She’ll be quick to tell you.
“I think it starts with you as a coach. You need to create that space where people feel comfortable enough to do the things that you want them to do. If I’m saying, OK, guys, I want you to be comfortable and dance, it means I must be comfortable and dance and lead the way as a coach.”
This is something she brings into her life outside of design thinking, too, which you can experience right away in an interview with her. The purpose of our meeting was to speak about her work, but Tebogo takes the opportunity to remind you that first and foremost, she’s human. In our case, she did this by bringing her smiling, waving 9-month-old daughter with her, who now and then would erupt with sounds of joy.
“Say hello!” Tebogo says. “Hello!”
It is a moment that breaks the boundaries of the video call, and brings us all near. Suddenly, it is not an interview; we are just three people, speaking.
During Foundation Programme sessions, Tebogo’s methods of generating comfort are, of course, different. But it is evident that this is something she’s become expert at, having to constantly renew and refresh a space in which it is OK to keep trying, even as circumstances change.
(For example: Can we continue the conversation while she is bottle-feeding her daughter? Yes, seamlessly. Can her daughter sleep while we are speaking? Are we not being too loud? “I have a trick,” Tebogo says. She straps her daughter to her back. “Look,” she says, not five minutes later, swivelling the camera to her child’s sleeping face.)
About design thinking itself, Tebogo continues to speak with joy.
Some years ago, she coached a group of Foundation Programme students through the creation of a solution to a problem a project partner was experiencing. The solution that the team came up with – generating income by monetising digital content – was so impressive that the project partner chose to implement it. However, as things sometimes go, the implementation did not occur in the end. Although this was disappointing, Tebogo still finds immense value in the experience, and it remains one of her highlights as a coach.
“The team was very into it,” she says. “They were very into the process – they wanted to learn, to come up with solutions. I was very blessed.”
She brims as she details how one of the members of the group, Reitumetse Kholumo, has gone on to use the design thinking methodology during the creation of her own business, Kwela Brews, which recently launched on 29 April. Reitumetse is a stellar example of the effort that design thinking can inspire – it can bring about real change. Bringing awareness to the local African tradition of homebrewing and empowering the women who do it participate in business are just two significant ways that Reitumetse effects real, positive change in our society.
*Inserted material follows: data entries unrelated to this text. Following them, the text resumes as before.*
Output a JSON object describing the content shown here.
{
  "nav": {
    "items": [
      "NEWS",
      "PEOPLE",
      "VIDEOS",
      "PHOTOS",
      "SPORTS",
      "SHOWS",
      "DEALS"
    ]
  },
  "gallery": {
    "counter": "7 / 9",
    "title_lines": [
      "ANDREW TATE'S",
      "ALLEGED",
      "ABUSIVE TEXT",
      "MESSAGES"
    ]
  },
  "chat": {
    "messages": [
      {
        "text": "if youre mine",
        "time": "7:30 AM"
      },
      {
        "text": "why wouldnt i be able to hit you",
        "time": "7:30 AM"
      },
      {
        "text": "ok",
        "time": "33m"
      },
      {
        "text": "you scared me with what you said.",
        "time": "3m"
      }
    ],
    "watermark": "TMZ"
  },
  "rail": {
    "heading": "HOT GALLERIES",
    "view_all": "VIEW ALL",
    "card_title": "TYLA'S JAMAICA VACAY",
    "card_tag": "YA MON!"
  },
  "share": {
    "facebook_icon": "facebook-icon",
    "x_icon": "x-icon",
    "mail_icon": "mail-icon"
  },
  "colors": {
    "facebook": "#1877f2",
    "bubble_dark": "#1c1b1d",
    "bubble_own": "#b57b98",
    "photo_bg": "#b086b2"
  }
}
It’s this ability to inspire change, no matter how big or how small, that drives Tebogo as a coach. She notes that design thinking is not just about finding a solution to a problem – a significant part of the design thinking journey is about embodying the mindsets and principles that underpin it. Ultimately, the ideas of a bias to action, the ability and curiosity to navigate uncertainty, and the will to play with possibilities should become second-nature to the practitioner and a common language between the team.
“Just having participants take something from the session – just one thing, an activity, or a mindset that would make a difference to them when they go back into their own spaces – I think, for me, that is making the difference.”
You leave the conversation feeling like the generosity of Tebogo’s spirit is so great that, no matter what you were speaking about, you were always speaking about exactly what design thinking is about in the end: humans.